The expensing of share-based compensation. In contrast to national GAAPs, which required nothing more than footnote disclosures (if that) of share-based payments, such as stock option grants, IFRS requires that payments be charged at fair value over the vesting period. The use of share-based awards are common across most industries, but no more so than in the technology sector. Early reports show that, while most companies report relatively modest effects, there are several technology companies reporting charges in their first IFRS-compliant statement greater than 15 per cent of total earnings, and in some cases even higher. Future earnings volatility will come from the relatively choppy nature of option grants (in contrast to cash salaries and bonuses), and from changes in assumptions that management must make to value the options.

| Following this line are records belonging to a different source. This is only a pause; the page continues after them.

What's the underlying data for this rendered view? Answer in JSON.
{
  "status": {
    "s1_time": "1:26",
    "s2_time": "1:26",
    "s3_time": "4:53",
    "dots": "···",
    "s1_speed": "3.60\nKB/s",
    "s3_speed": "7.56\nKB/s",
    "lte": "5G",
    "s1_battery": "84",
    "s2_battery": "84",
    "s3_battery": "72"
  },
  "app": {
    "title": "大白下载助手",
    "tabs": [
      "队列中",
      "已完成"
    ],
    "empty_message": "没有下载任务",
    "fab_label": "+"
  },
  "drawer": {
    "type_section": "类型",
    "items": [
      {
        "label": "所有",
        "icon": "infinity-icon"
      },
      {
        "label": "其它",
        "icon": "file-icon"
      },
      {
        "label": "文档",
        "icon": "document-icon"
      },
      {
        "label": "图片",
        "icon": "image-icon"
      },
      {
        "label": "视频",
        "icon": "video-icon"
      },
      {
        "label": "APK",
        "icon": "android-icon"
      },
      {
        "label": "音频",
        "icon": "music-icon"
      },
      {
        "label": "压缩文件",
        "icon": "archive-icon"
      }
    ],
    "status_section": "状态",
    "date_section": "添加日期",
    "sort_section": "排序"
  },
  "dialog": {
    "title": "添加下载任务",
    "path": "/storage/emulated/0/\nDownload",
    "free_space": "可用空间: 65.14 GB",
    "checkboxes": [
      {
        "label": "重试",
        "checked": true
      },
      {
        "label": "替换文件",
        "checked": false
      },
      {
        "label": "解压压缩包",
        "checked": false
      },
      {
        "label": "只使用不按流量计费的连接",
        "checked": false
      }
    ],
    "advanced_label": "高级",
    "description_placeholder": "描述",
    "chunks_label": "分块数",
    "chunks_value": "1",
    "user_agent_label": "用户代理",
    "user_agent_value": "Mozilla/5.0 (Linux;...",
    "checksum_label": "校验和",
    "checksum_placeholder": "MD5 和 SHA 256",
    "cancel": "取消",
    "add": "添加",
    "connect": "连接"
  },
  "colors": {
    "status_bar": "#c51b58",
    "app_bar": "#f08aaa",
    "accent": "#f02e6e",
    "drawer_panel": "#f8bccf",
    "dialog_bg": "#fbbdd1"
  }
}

Increased earnings volatility means that companies must devote more attention than ever to how results are communicated to the capital markets. Special care will have to be given to isolating those elements of volatility with real consequences on cash flows, and to carefully explaining why other elements will not affect cash flows.
Where do we go from here?
While IFRS has proven to be a jolt for companies used to reporting under lenient national GAAP regimes, IFRS itself will be undergoing important changes of its own, thanks largely to a re-energised effort at convergence with US GAAP. At the time of writing, the International Accounting Standards Board, the body responsible for promulgating IFRS, and the US Financial Accounting Standards Board, have just announced that they intend to make significant progress within the next two years towards writing joint standards for 11 issues and reviewing standards in several others. Some of these issues are among the most contentious in corporate financial reporting, including pensions and business combinations. If the boards pull it off, the effects could be revolutionary, but what this means for company managers and investors is that the accounting change process has only just begun.
S. David Young is professor of accounting and control at Insead, in Fontainebleau, France and Singapore. His research interests include corporate financial reporting, value based management, and executive compensation.